ISTANBUL
President Donald Trump on Thursday defended his tariff policy as the Supreme Court considers whether to overturn a measure central to his economic agenda.
“Thanks to the fact that we got elected on Nov. 5, and thanks to what I call the Trump tariffs, business and steel is booming again,” Trump said after touring a Coosa Steel Corp. facility in Georgia.
He said a “large, substantial order” the factory secured in October was due to the impact of tariffs.
“We’re taking in hundreds of billions of dollars,” Trump said. “We’re going to be taking in next year $900 million in tariffs, unless the Supreme Court said you can’t do it. Can you believe it? That I have to be up here, trying to justify that?”

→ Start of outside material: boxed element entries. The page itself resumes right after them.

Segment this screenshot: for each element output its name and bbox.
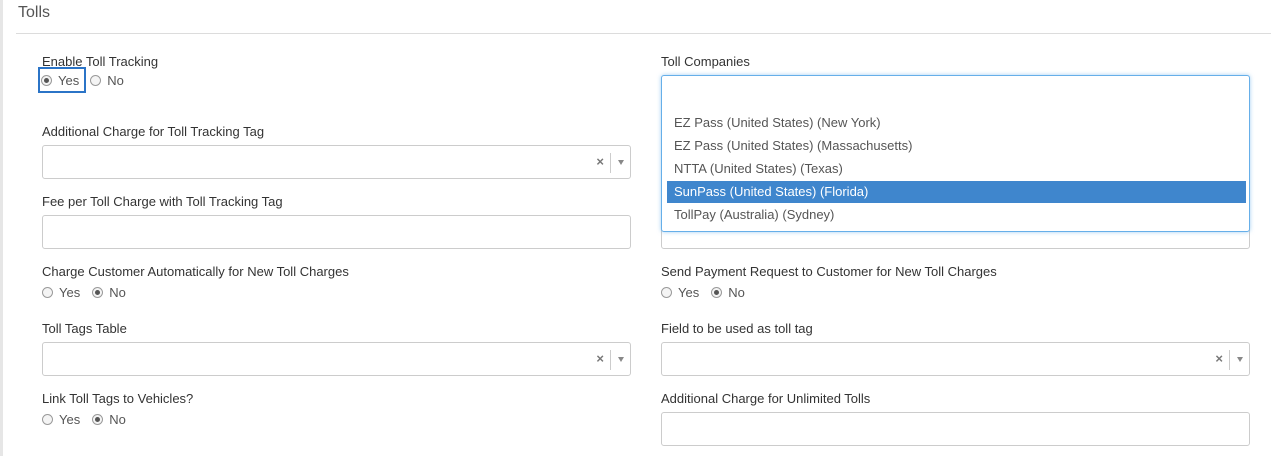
radio-label-no: No xyxy=(107,72,124,88)
link-toll-tags-label: Link Toll Tags to Vehicles? xyxy=(42,391,194,406)
section-divider xyxy=(16,33,1271,34)
radio-label-yes: Yes xyxy=(678,284,700,300)
unlimited-tolls-charge-label: Additional Charge for Unlimited Tolls xyxy=(661,391,871,406)
enable-toll-tracking-yes[interactable]: Yes xyxy=(38,67,87,93)
radio-checked-icon xyxy=(41,74,52,86)
radio-label-yes: Yes xyxy=(59,284,81,300)
send-payment-request-label: Send Payment Request to Customer for New… xyxy=(661,264,997,279)
toll-companies-multiselect[interactable]: EZ Pass (United States) (New York) EZ Pa… xyxy=(661,75,1250,232)
radio-unchecked-icon xyxy=(42,413,53,425)
unlimited-tolls-charge-input[interactable] xyxy=(661,412,1250,446)
toll-companies-label: Toll Companies xyxy=(661,54,750,69)
toll-company-option[interactable]: EZ Pass (United States) (Massachusetts) xyxy=(667,135,1246,157)
page-left-border xyxy=(0,0,3,456)
fee-per-toll-charge-input[interactable] xyxy=(42,215,631,249)
toll-company-option[interactable]: EZ Pass (United States) (New York) xyxy=(667,112,1246,134)
additional-charge-tag-label: Additional Charge for Toll Tracking Tag xyxy=(42,124,265,139)
send-payment-request-yes[interactable]: Yes xyxy=(661,285,699,300)
radio-unchecked-icon xyxy=(90,74,102,86)
clear-icon[interactable]: × xyxy=(596,351,604,366)
charge-customer-auto-yes[interactable]: Yes xyxy=(42,285,80,300)
radio-checked-icon xyxy=(92,286,104,298)
radio-label-no: No xyxy=(109,284,126,300)
toll-company-option[interactable]: TollPay (Australia) (Sydney) xyxy=(667,204,1246,226)
radio-label-yes: Yes xyxy=(59,411,81,427)
send-payment-request-radios: Yes No xyxy=(661,282,751,302)
link-toll-tags-yes[interactable]: Yes xyxy=(42,412,80,427)
toll-company-option[interactable]: NTTA (United States) (Texas) xyxy=(667,158,1246,180)
fee-per-toll-charge-label: Fee per Toll Charge with Toll Tracking T… xyxy=(42,194,283,209)
toll-tag-field-select[interactable]: × xyxy=(661,342,1250,376)
charge-customer-auto-label: Charge Customer Automatically for New To… xyxy=(42,264,349,279)
radio-label-yes: Yes xyxy=(58,72,80,88)
toll-tags-table-select[interactable]: × xyxy=(42,342,631,376)
link-toll-tags-no[interactable]: No xyxy=(92,412,126,427)
radio-unchecked-icon xyxy=(661,286,672,298)
enable-toll-tracking-radios: Yes No xyxy=(38,67,130,93)
radio-checked-icon xyxy=(711,286,723,298)
link-toll-tags-radios: Yes No xyxy=(42,409,132,429)
chevron-down-icon[interactable] xyxy=(1237,357,1243,362)
select-separator xyxy=(610,153,611,173)
section-title: Tolls xyxy=(18,4,51,21)
send-payment-request-no[interactable]: No xyxy=(711,285,745,300)
chevron-down-icon[interactable] xyxy=(618,160,624,165)
charge-customer-auto-radios: Yes No xyxy=(42,282,132,302)
radio-checked-icon xyxy=(92,413,104,425)
toll-tag-field-label: Field to be used as toll tag xyxy=(661,321,813,336)
toll-tags-table-label: Toll Tags Table xyxy=(42,321,127,336)
select-separator xyxy=(610,350,611,370)
radio-label-no: No xyxy=(728,284,745,300)
radio-label-no: No xyxy=(109,411,126,427)
radio-unchecked-icon xyxy=(42,286,53,298)
select-separator xyxy=(1229,350,1230,370)
toll-company-option-selected[interactable]: SunPass (United States) (Florida) xyxy=(667,181,1246,203)
clear-icon[interactable]: × xyxy=(1215,351,1223,366)
enable-toll-tracking-no[interactable]: No xyxy=(90,73,124,88)
clear-icon[interactable]: × xyxy=(596,154,604,169)
chevron-down-icon[interactable] xyxy=(618,357,624,362)
charge-customer-auto-no[interactable]: No xyxy=(92,285,126,300)
additional-charge-tag-select[interactable]: × xyxy=(42,145,631,179)
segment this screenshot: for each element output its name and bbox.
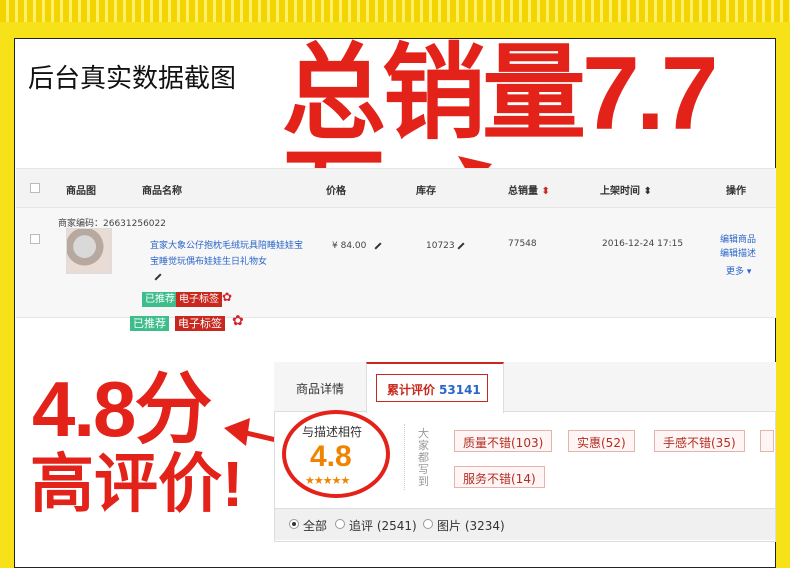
- ribbon-icon: ✿: [232, 313, 244, 329]
- edit-product-link[interactable]: 编辑商品: [720, 232, 756, 245]
- edit-stock-pencil-icon[interactable]: [457, 242, 465, 250]
- filter-all-label[interactable]: 全部: [303, 517, 327, 534]
- review-tag-chip-clipped[interactable]: [760, 430, 774, 452]
- review-tag-chip[interactable]: 手感不错(35): [654, 430, 745, 452]
- tab-strip: [274, 362, 776, 412]
- tab-reviews-label: 累计评价: [387, 383, 436, 397]
- column-header-price: 价格: [326, 186, 346, 197]
- more-actions-link[interactable]: 更多 ▾: [726, 264, 751, 277]
- edit-price-pencil-icon[interactable]: [374, 242, 382, 250]
- column-header-image: 商品图: [66, 186, 96, 197]
- table-row: 商家编码：26631256022 宜家大象公仔抱枕毛绒玩具陪睡娃娃宝宝睡觉玩偶布…: [16, 208, 776, 318]
- select-all-checkbox[interactable]: [30, 183, 40, 193]
- ribbon-icon: ✿: [222, 290, 233, 304]
- recommended-tag: 已推荐: [142, 292, 178, 307]
- product-stock: 10723: [426, 241, 455, 251]
- tab-cumulative-reviews[interactable]: 累计评价 53141: [376, 374, 488, 402]
- sort-arrow-icon: ⬍: [541, 186, 550, 197]
- column-header-stock: 库存: [416, 186, 436, 197]
- filter-images-radio[interactable]: [423, 519, 433, 529]
- edit-name-pencil-icon[interactable]: [154, 273, 162, 281]
- highlight-circle: [282, 410, 390, 498]
- review-tag-chip[interactable]: 质量不错(103): [454, 430, 553, 452]
- score-headline: 4.8分: [32, 365, 212, 453]
- column-header-listed[interactable]: 上架时间 ⬍: [600, 182, 652, 197]
- filter-all-radio[interactable]: [289, 519, 299, 529]
- praise-headline: 高评价!: [30, 448, 244, 520]
- review-tag-chip[interactable]: 服务不错(14): [454, 466, 545, 488]
- filter-images-label[interactable]: 图片 (3234): [437, 517, 505, 534]
- column-header-sales[interactable]: 总销量 ⬍: [508, 182, 550, 197]
- column-header-sales-label: 总销量: [508, 186, 538, 197]
- product-price: ¥ 84.00: [332, 241, 367, 251]
- product-sales: 77548: [508, 239, 537, 249]
- column-header-listed-label: 上架时间: [600, 186, 640, 197]
- sort-arrow-icon: ⬍: [643, 186, 652, 197]
- column-header-name: 商品名称: [142, 186, 182, 197]
- edit-description-link[interactable]: 编辑描述: [720, 246, 756, 259]
- tab-product-details[interactable]: 商品详情: [296, 380, 344, 397]
- recommended-tag: 已推荐: [130, 316, 169, 331]
- screenshot-caption: 后台真实数据截图: [28, 64, 237, 94]
- e-label-tag: 电子标签: [175, 316, 225, 331]
- decorative-dashed-border: [0, 0, 790, 22]
- product-table-header: 商品图 商品名称 价格 库存 总销量 ⬍ 上架时间 ⬍ 操作: [16, 168, 776, 208]
- review-tag-chip[interactable]: 实惠(52): [568, 430, 635, 452]
- column-header-actions: 操作: [726, 186, 746, 197]
- divider: [404, 424, 405, 490]
- product-name-link[interactable]: 宜家大象公仔抱枕毛绒玩具陪睡娃娃宝宝睡觉玩偶布娃娃生日礼物女: [150, 238, 310, 270]
- row-checkbox[interactable]: [30, 234, 40, 244]
- everyone-mentions-label: 大家都写到: [418, 427, 429, 488]
- review-filter-bar: 全部 追评 (2541) 图片 (3234): [275, 508, 775, 540]
- e-label-tag: 电子标签: [176, 292, 222, 307]
- review-count: 53141: [439, 383, 481, 397]
- filter-followup-label[interactable]: 追评 (2541): [349, 517, 417, 534]
- product-thumbnail[interactable]: [66, 228, 112, 274]
- product-listed-time: 2016-12-24 17:15: [602, 239, 684, 249]
- filter-followup-radio[interactable]: [335, 519, 345, 529]
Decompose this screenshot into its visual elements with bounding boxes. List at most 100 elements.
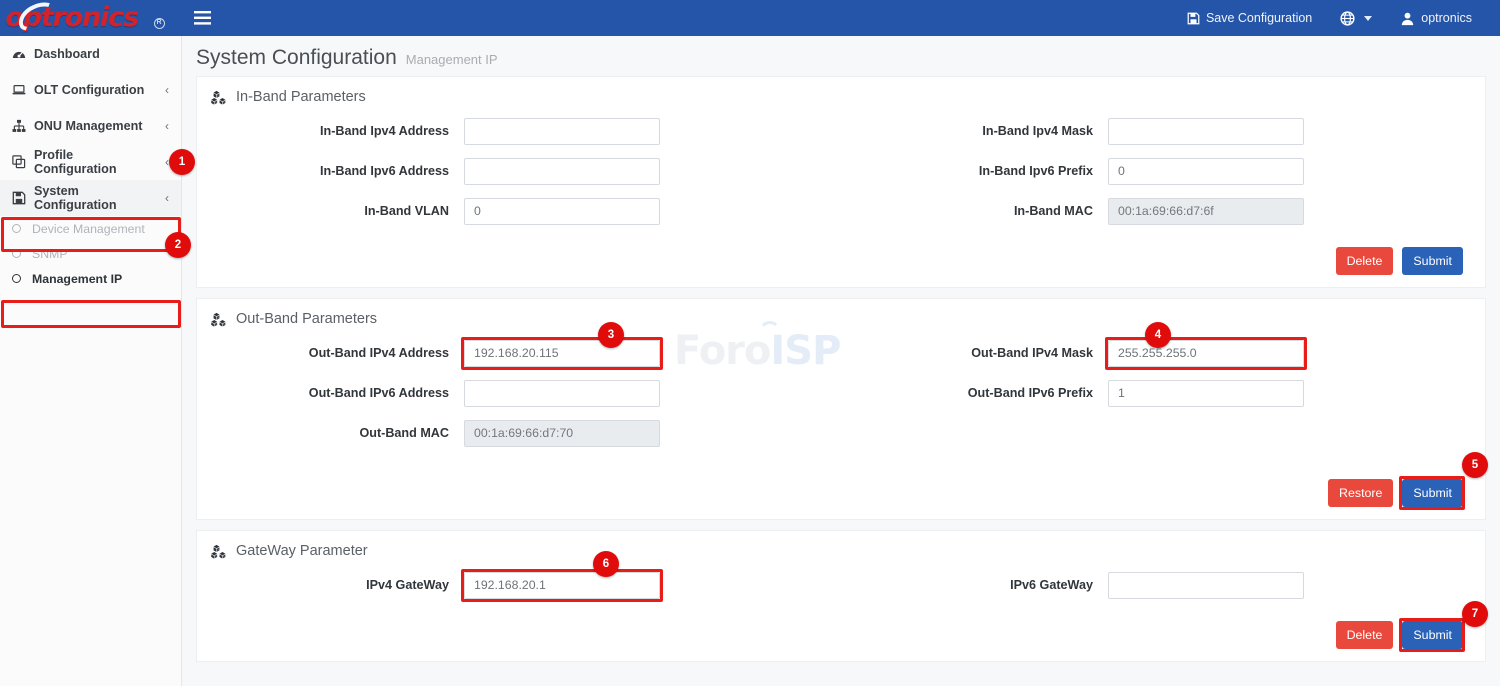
sidebar-item-profile-configuration[interactable]: Profile Configuration ‹ — [0, 144, 181, 180]
sidebar-item-label: Dashboard — [34, 47, 163, 61]
field-in-band-ipv4-address: In-Band Ipv4 Address — [197, 118, 841, 145]
gateway-delete-button[interactable]: Delete — [1336, 621, 1394, 649]
laptop-icon — [12, 83, 34, 97]
field-label: Out-Band IPv6 Address — [197, 386, 464, 400]
field-label: In-Band VLAN — [197, 204, 464, 218]
sidebar-item-system-configuration[interactable]: System Configuration ‹ — [0, 180, 181, 216]
out-band-submit-button[interactable]: Submit — [1402, 479, 1463, 507]
in-band-button-row: Delete Submit — [197, 231, 1485, 289]
out-band-ipv4-mask-input[interactable] — [1108, 340, 1304, 367]
in-band-section-label: In-Band Parameters — [236, 89, 366, 105]
page-subtitle: Management IP — [406, 52, 498, 67]
in-band-section-title: In-Band Parameters — [197, 77, 1485, 111]
circle-bullet-icon — [12, 249, 32, 258]
in-band-ipv6-address-input[interactable] — [464, 158, 660, 185]
sitemap-icon — [12, 119, 34, 133]
out-band-parameters-card: Out-Band Parameters Out-Band IPv4 Addres… — [196, 298, 1486, 520]
out-band-ipv4-address-input[interactable] — [464, 340, 660, 367]
sidebar-subitem-label: SNMP — [32, 247, 68, 261]
gateway-section-label: GateWay Parameter — [236, 543, 368, 559]
gateway-submit-button[interactable]: Submit — [1402, 621, 1463, 649]
sidebar-subitem-snmp[interactable]: SNMP — [0, 241, 181, 266]
annotation-badge-4: 4 — [1145, 322, 1171, 348]
form-row: Out-Band MAC — [197, 413, 1485, 453]
dashboard-icon — [12, 47, 34, 61]
field-ipv6-gateway: IPv6 GateWay — [841, 572, 1485, 599]
out-band-ipv6-prefix-input[interactable] — [1108, 380, 1304, 407]
field-out-band-ipv4-address: Out-Band IPv4 Address — [197, 340, 841, 367]
form-row: IPv4 GateWay IPv6 GateWay — [197, 565, 1485, 605]
form-row: In-Band Ipv6 Address In-Band Ipv6 Prefix — [197, 151, 1485, 191]
in-band-ipv4-mask-input[interactable] — [1108, 118, 1304, 145]
in-band-submit-button[interactable]: Submit — [1402, 247, 1463, 275]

Calling the policy “common sense,” Trump said it generated $12 billion in revenue that he said supported farmers who had been “taken advantage of by many, many foreign nations.”
“Without tariffs, this country would be in so much trouble right now,” he argued.
The Supreme Court could rule as early as Friday on Trump’s authority to impose sweeping global tariffs enacted last year. An adverse decision would deal a significant economic and political setback to a key policy of his second term.
The case centers on whether the International Emergency Economic Powers Act -- which allows a president to regulate imports during a national emergency -- authorizes Trump to impose broad global tariffs without clear limits on their scope or duration.
The Constitution grants Congress the power to set tariffs, and challengers argue Trump exceeded his authority.
The justices heard nearly three hours of oral arguments in November and gave few indications of how they might rule, despite the court’s 6-3 conservative majority.
If the court strikes down the tariffs, the administration could face financial consequences. The government has already distributed $12 billion in tariff revenue to farmers and projects close to $1 billion in tariff revenue next year.